Amazonから始まった無人店舗が一時有名になりましたが、今度は「無人医務室」が登場しました。

無人医務室「CarePod」を展開するのは、AI医療スタートアップの「Forward」。2016年に創業し、今回発表された1億ドルの資金調達を含めると、累計6.5億ドル超の調達に成功しています。

Forwardは予防医療に特化したサービスを展開しています。2017年には「医療版Apple Store」をコンセプトにした、月額149ドルで通える、スタッフ常駐型のAIクリニックを全米主要都市へ展開していました。患者は来院すると備え付けの医療用IoTで健康データを取得。身体に不調があれば、取得データをもとに、医師と一緒に改善方法を探ります。診療を受ける際、医務室の液晶画面にAIアシスタントが提案する処方アイデアが表示され、医者とAIが一緒に診察するプロセスが採用されていました。

当時は、ChatGPTのような優れた対話型AIがなかったこともあり、この診察は必ずしも万人向けのものではありませんでした。また、クリニックの建設費用に多額の先行投資を必要としたこともあり、サービス拡大を諦めざるを得ない状況にありました。そこで登場したのが今回の「CarePod」です。
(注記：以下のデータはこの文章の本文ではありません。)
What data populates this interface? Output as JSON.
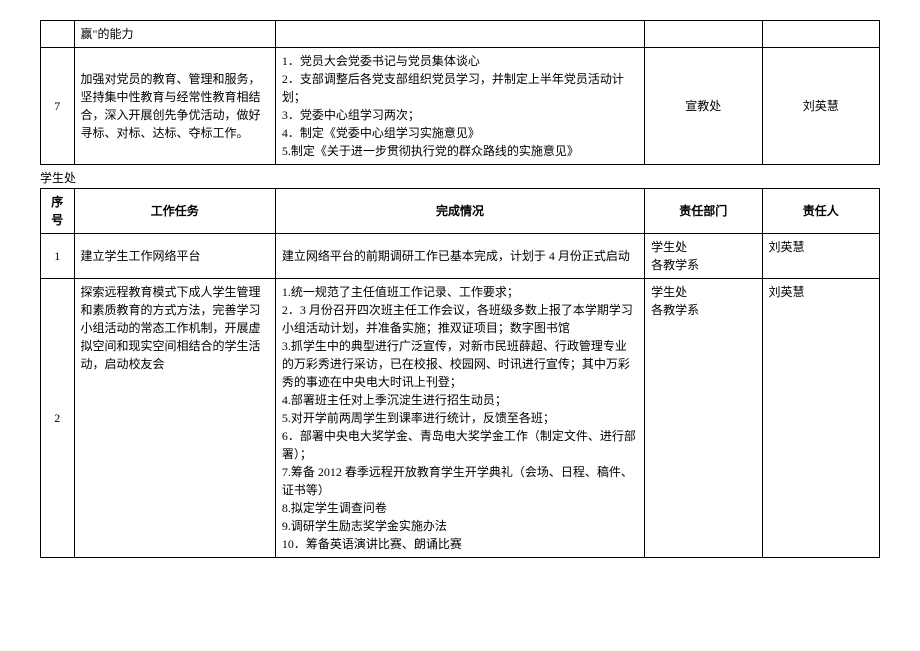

CarePodは、無人式のポッドとなっています。設置箇所は、ショッピングモールや空港などを想定しており、従来よりは敷地および建設コストが抑えられています。患者はポッドに入ると音声アナウンスに従って、各種身体情報を取得するためのIoTを使い、データ計測していきます。計測データは専用モバイルアプリを通していつでも確認できます。CarePod、アプリ、そして24時間対応のケアチームサポート等へのアクセスを含め、月額99ドルで利用できます。

創業当初からのコンセプトであった、予防医療に特化した無人サービスがCarePodです。予防医療に特化することで、対面診察の必要性を最低限に抑え、セルフケアや、健康データを取得するというサービス価値に軸足を置いています。この点は、疾患後のユースケースに対応した一般的な医療事業者との差別化を貫くために賢い選択をしていると感じます。

ChatGPTに代表される対話型AIが急速に一般化したことから、過去に諦めざるを得なかった医療版Apple Storeのユーザー体験が再評価されるタイミングに来たことが、今回の大型調達でも評価された模様です。患者の身体データを取得する、医療市場の「ラストワンマイル」を、非接触の無人医務室のソリューションで解決しようとする点も、コロナを経て評価されていると予想がつきます。

そんなCarePodは、「TechCrunch」の記事によると来年までに3,200台の設置を予定とのこと。予防医療の習慣が、どの程度米国ユーザーの生活に根付いているのかが、今後の事業成長を左右します。過去の事業経験、そして医療AI・IoT企業としての強みを活かし、どの程度グロースできるのか注目が集まります。